Il componente fondamentale dei moderni computer elettronici è il transistor. Per sostituire i componenti elettronici con quelli ottici è necessario un transistor ottico equivalente. Ciò si ottiene utilizzando materiali con un indice di rifrazione non lineare. In particolare, i materiali esistono dove l’intensità della luce in ingresso influenza l’intensità della luce trasmessa attraverso il materiale in modo simile alla risposta di un transistor bipolare. Tale “transistor ottico” può essere utilizzato per creare porte logiche ottiche che a loro volta sono assemblate nei componenti di livello superiore della CPU del computer. Si tratta di cristalli ottici non lineari utilizzati per manipolare i fasci di luce per controllare altri fasci luminosi.

Controversie

Vi sono disaccordi tra i ricercatori sulle capacità future dei computer ottici: saranno in grado di competere con i computer elettronici basati su semiconduttori in termini di velocità, consumo energetico, costi e dimensioni?
I critici osservano che i sistemi logici reali richiedono “ripristino a livello logico, cascabilità, ventilazione e isolamento ingresso-uscita”, tutte caratteristiche attualmente fornite da transistor elettronici a basso costo, bassa potenza e alta velocità. Affinché la logica ottica sia competitiva al di là di poche applicazioni di nicchia, sarebbero necessarie importanti innovazioni nella tecnologia dei dispositivi ottici non lineari, o forse un cambiamento nella natura stessa del calcolo.

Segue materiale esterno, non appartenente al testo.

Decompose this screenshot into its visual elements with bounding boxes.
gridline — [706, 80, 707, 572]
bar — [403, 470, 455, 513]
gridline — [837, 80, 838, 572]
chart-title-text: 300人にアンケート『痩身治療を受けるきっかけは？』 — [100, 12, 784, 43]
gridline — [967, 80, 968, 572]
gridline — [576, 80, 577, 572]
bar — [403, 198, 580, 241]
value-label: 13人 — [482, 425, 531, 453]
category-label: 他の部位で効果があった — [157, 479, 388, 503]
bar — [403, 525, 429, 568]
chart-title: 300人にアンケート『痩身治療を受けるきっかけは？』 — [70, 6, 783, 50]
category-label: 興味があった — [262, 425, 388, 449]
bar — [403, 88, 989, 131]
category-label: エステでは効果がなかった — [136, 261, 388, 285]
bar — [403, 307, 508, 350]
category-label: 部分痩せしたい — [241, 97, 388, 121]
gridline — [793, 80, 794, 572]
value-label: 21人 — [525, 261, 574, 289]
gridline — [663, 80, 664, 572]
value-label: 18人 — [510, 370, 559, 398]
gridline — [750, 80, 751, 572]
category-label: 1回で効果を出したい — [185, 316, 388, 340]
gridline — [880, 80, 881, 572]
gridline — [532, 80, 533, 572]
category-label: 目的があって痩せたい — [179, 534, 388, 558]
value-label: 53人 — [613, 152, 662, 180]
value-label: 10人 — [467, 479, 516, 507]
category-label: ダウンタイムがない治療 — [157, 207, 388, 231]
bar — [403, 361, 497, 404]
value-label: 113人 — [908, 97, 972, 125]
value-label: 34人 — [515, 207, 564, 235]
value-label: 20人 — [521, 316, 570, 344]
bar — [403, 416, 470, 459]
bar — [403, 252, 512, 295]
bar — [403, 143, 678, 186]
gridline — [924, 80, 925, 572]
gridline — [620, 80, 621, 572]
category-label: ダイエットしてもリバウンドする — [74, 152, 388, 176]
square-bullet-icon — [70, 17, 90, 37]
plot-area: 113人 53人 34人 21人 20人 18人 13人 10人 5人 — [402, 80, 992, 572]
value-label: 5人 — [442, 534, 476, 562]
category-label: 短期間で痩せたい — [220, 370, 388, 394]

Concetti, sfide e prospettive errate

Una sfida significativa per l’avvento dei computer fotonici è rappresentata dall’elaborazione stessa: il calcolo è un processo non lineare in cui più segnali devono interagire. La luce, che è un’onda elettromagnetica, può interagire solo con un’altra onda elettromagnetica in presenza di elettroni in un materiale e la forza di questa interazione è molto più debole per le onde elettromagnetiche, come la luce, che per i segnali elettronici in un computer convenzionale. Ciò può comportare l’utilizzo di elementi di elaborazione per un computer ottico che richiedano una potenza e dimensioni maggiori rispetto a quelli di un computer elettronico convenzionale che utilizza transistor.

Un ulteriore errore di interpretazione è che, poiché la luce può viaggiare molto più velocemente della velocità di deriva degli elettroni, e poiché le frequenze ssono misurate in THz, i transistor ottici dovrebbero essere in grado di sopportare frequenze estremamente alte. Tuttavia, qualsiasi onda elettromagnetica deve rispettare il limite di trasformazione, e quindi la velocità alla quale un transistor ottico può rispondere ad un segnale è ancora limitata dalla sua larghezza di banda spettrale.
Tuttavia, nelle comunicazioni in fibra ottica, limiti pratici come quelli relativi alla dispersione spesso vincolano i canali a larghezze di banda delle decine di GHz, solo leggermente migliori di molti transistor al silicio. Per ottenere un funzionamento nettamente più rapido dei transistor elettronici sarebbe quindi necessario ricorrere a metodi pratici per la trasmissione di impulsi ultracorto attraverso guide d’onda altamente dispersive.